Asperger Sendromu’nun tedavisinin özel eğitim olduğunu vurgulayan Yrd. Doç. Dr. Neriman Kilit, eğitim programlarının hepsinin genel maksadının çocukların gelişimlerini her alanda desteklemek ve potansiyellerini artırmak olduğunu söylemiş oldu.

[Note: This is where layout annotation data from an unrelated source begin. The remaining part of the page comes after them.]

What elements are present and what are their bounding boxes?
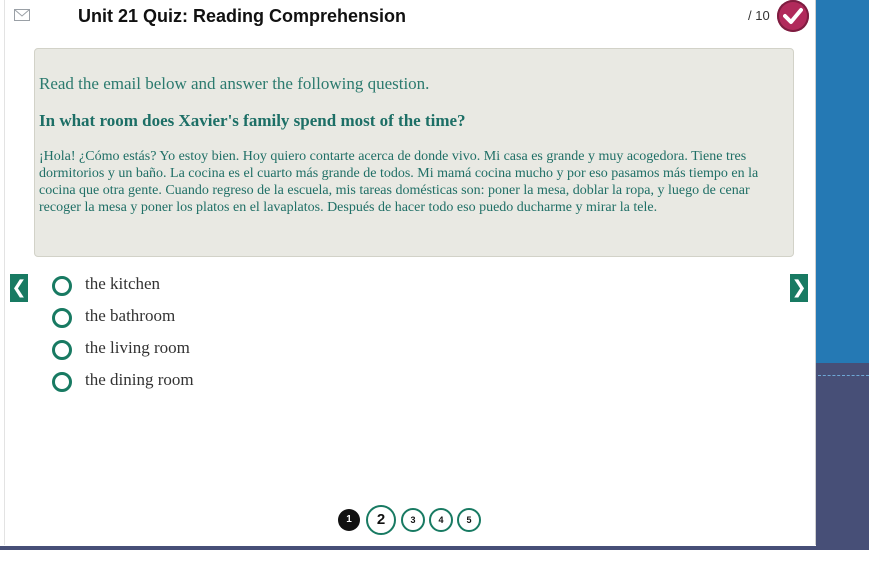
radio-button[interactable] xyxy=(52,340,72,360)
radio-button[interactable] xyxy=(52,372,72,392)
background-blue-region xyxy=(816,0,869,363)
question-instruction: Read the email below and answer the foll… xyxy=(39,74,430,93)
page-1-button[interactable]: 1 xyxy=(338,509,360,531)
answer-choice-label[interactable]: the living room xyxy=(85,338,190,358)
background-navy-region xyxy=(816,363,869,550)
page-2-button[interactable]: 2 xyxy=(366,505,396,535)
panel-bottom-edge xyxy=(0,546,816,550)
radio-button[interactable] xyxy=(52,308,72,328)
answer-choice-label[interactable]: the dining room xyxy=(85,370,194,390)
question-pager: 1 2 3 4 5 xyxy=(0,505,816,536)
radio-button[interactable] xyxy=(52,276,72,296)
next-question-button[interactable]: ❯ xyxy=(790,274,808,302)
page-5-button[interactable]: 5 xyxy=(457,508,481,532)
answer-choice-label[interactable]: the kitchen xyxy=(85,274,160,294)
quiz-title: Unit 21 Quiz: Reading Comprehension xyxy=(78,6,407,26)
page-4-button[interactable]: 4 xyxy=(429,508,453,532)
question-box: Read the email below and answer the foll… xyxy=(34,48,794,257)
question-prompt: In what room does Xavier's family spend … xyxy=(39,111,466,130)
completion-badge xyxy=(777,0,809,32)
quiz-panel: Unit 21 Quiz: Reading Comprehension / 10… xyxy=(4,0,816,545)
score-total: / 10 xyxy=(748,8,770,23)
reading-passage: ¡Hola! ¿Cómo estás? Yo estoy bien. Hoy q… xyxy=(39,149,759,215)
previous-question-button[interactable]: ❮ xyxy=(10,274,28,302)
answer-choice-label[interactable]: the bathroom xyxy=(85,306,175,326)
page-3-button[interactable]: 3 xyxy=(401,508,425,532)
background-dashed-line xyxy=(818,375,869,376)
checkmark-icon xyxy=(783,8,803,24)
envelope-icon[interactable] xyxy=(14,8,30,21)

Asperger Sendromu için ülkü tedavi sisteminin, zayıf bağlantı marifetleri ile obsesif ve bir dahaleyici rutinlerden oluşan, ana belirtilere hitap eden terapiler halinde tanımlayan Yrd. Doç. Dr. Neriman Kilit, kelamlarını şöyleki tamamladı: “Müdahale ne kadar erken olursa o kadar yeterli olduğunda hemfikir olunsa da en yeterli tedavi paketi diye bir şey yoktur. Asperger Sendromu tedavisi öteki yüksek fonksiyonlu OSB (Otizm Spektrum Bozukluğu) tedavilerine misal fakat lisan maharetlerini, sözel irtibatın kuvvetli yanlarını ve kelamlı olmayan bağlantının zayıf yanlarını da dikkate alır. Asperger Sendromlu bireyler büyük ölçüde örgün eğitimlerine de devam edebilirler. Asperger Sendromu olanların beklenen hayat mühletleri olağandır fakat öngörüyü kıymetli derecede etkileyebilecek buhran ve dert üzere ek psikiyatrik durum yaygınlıkları yüksektir” dedi.